Aşağı inip "Günaydınn!" diye bağırdım. Herkesten aldığım sanada cevabıyla yüzümde kocaman bir gülümsemeyle yerime oturdum. Babam yine dalgın duruyordu, elinden telefonu düşmüyordu. Alınganlığımı bir kenara bırakmaya çalıştım. Kahvaltımı yavaşça yedim, arabaya bindim.

Okuldan nefret etmeme sebep olan insanlara tekrar sinir olup okul kapısından içeri girdim. Ben içeri girdiğimde zil çalıyordu, Buğlem'in yanına geçtim.

"Müjdemi isterim!" diye cıvıldadığında gülümsedim. Bu kızın enerjisi beni mutlu ediyordu.

"Neymiş bakalım."

"Bende bunu ödülsüz söyleyecek göz var mı? Imm... Sanırım kahve istiyorum."

"Üf be tamam söyle hadi!" dediğimde merak etmiştim.

"Hocamız izinlii!" dedi. Bu muydu dercesine yüzüne baktım.

"Bende ışınlanmayı falan buldun sandım. Bu çok basit kaldı yaa." dediğimde

"Hadi yaa." dedi. Üzülmüştü cidden.

Birden sırıtıp devam etti:
"Kahvemi istiyorum ama. Gel arka bahçeye gidelim."

"Tamam." deyip peşine takıldım. Kantinden sıcacık kahvelerimizi aldık ve dışarı çıktık.

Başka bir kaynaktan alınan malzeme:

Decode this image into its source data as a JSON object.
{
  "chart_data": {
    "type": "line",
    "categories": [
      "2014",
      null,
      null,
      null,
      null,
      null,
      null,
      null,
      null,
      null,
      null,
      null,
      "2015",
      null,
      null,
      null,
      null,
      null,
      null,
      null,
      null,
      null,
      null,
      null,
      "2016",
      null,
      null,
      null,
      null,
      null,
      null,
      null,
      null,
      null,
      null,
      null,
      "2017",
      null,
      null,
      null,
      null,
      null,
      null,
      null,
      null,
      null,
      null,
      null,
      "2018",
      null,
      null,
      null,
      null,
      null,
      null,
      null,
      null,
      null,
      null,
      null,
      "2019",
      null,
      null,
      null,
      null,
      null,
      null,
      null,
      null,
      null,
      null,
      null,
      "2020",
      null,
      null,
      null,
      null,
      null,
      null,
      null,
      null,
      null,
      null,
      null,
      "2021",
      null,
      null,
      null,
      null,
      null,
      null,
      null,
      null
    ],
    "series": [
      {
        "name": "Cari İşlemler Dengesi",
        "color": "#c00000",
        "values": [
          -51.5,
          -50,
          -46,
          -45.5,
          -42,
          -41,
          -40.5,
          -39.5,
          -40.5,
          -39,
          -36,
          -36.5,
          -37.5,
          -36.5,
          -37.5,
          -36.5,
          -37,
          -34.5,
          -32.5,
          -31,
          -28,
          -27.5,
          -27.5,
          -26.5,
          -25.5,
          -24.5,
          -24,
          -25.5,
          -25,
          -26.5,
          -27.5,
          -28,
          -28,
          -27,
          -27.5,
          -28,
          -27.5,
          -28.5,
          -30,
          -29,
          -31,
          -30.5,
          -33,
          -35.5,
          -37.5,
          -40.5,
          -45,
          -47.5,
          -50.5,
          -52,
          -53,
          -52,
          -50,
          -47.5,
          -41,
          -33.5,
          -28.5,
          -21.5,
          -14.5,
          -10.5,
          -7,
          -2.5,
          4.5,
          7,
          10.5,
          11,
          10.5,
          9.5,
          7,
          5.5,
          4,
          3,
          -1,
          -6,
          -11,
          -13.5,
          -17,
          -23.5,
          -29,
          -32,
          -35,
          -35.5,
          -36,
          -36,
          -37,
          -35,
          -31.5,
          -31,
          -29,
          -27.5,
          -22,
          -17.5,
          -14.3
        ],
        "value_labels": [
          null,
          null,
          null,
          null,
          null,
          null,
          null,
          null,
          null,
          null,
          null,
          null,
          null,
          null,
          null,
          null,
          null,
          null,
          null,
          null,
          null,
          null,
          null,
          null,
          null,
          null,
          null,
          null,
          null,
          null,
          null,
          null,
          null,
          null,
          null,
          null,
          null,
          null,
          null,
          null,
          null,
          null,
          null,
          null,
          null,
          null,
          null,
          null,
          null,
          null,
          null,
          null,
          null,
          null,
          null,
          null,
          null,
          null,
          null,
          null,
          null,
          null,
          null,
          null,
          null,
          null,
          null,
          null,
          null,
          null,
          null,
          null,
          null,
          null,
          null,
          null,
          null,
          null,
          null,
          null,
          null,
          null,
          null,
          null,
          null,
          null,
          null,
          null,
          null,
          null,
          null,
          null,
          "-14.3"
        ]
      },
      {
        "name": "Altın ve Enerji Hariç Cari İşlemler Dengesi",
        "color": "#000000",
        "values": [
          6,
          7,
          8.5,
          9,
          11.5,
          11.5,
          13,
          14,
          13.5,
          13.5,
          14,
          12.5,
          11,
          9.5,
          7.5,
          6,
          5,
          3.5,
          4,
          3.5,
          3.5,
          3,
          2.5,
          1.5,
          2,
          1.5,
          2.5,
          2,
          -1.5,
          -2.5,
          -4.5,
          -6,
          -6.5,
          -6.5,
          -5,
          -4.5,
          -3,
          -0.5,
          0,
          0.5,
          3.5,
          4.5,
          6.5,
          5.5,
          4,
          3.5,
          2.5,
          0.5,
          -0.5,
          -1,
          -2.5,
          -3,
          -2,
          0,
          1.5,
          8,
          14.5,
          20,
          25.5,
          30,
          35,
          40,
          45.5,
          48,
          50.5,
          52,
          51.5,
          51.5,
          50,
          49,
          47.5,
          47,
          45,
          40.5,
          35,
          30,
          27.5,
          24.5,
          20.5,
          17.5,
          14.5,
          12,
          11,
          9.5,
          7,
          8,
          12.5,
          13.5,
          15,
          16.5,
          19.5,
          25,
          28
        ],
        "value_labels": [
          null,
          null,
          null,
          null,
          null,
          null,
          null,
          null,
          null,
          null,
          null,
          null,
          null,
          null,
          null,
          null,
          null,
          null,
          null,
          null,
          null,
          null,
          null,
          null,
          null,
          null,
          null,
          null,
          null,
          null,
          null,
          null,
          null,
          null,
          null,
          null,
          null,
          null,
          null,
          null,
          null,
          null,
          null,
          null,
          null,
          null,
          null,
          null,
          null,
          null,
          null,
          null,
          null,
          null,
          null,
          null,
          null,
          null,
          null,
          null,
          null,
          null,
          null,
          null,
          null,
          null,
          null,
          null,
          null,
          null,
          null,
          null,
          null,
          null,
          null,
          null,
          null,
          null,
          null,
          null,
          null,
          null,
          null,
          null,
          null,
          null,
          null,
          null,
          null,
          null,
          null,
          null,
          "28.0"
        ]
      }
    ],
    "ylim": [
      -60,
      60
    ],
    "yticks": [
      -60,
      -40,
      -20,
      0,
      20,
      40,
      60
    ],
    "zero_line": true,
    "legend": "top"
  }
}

Buğlemle arka bahçeye doğru yürümeye başladık. Arka bahçede kimse olmazdı genelde. Ya da... Ya da ben öyle sanıyordum. Arka bahçede gördüğüm manzara karşısında şok olmuştum. Ağzımdan çıkan "Hii!" sesiyle Emir bana döndü. Gri merdivenlerin oradaydı. Yanında bir kız vardı ve Emir eliyle kızın yüzünü kavramıştı. Yanındaki kızın yüzüne doğru eğilmişken basmıştık onları. Onu... Onu öpecek miydi? Bana bunu yapamazdı. Yapmamamalıydı. Ben ona napmıştım ki. Ona hiçbir kötülük yapmamışken onun bana yaptığı bu ihaneti kaldıramazdım. Ben bunu hakedecek hiçbir şey yapmamıştım. Bana bunu yapmaya hakkı yoktu. Ben onun iyi olması için elimden geleni yapmıştım. Onun bana cevabı ise koskoca bir yalandı. O benim ilkimdi. İlk aşkımdı. Dudakları bana bile değmemişken o kızı öpmemeliydi. Yavaşça Emir'e doğru yürüdüm. Gözlerindeki vurdumduymazlığı görmüştüm. Yani onun için bu kadar mı değersizdim? Sinirim tepeme çıkarken konuşamayacak kadar gergindim. Yanına geldiğimde Emir'e buruk bir şekilde baktım. Daha sonra elimdeki kahveye bakıp gülümsedim. Kahveyi alıp yüzüne döktüğümde yanmıştı. Sessizce bir küfür mırıldandı. Dumanı tüten canım kahvem şimdi onun iğrenç yüzünden yere dökülüyordu. Kız şaşkın bir şekilde bize dönmeye başladı. Ve onun yüzünü gördüm.Bu Mira'ydı. Lanet olası şey onu benden almıştı. Ama onu ben seviyordum. Onu ben haketmiştim. O benimdi. Ben Emir'i çok sevmiştim, onun için onca fedakarlık yapmıştım ve onun bana teşekkürü ihanetti. Koskoca bir yalandık artık onunla. Sinirlerim tepeme çıkarken içim acıyarak Emir'e baktım. O sırada gözlerinde bir şey gördüm, bu sanırım pişmanlıktı. Peçete almak için ayağa kalktı, arkasını döndü yürümeye başladı. Köşeyi dönüp gözden kayboldu. Ben hala arkasından bakarken Mira'nın sert kahkası duyuldu.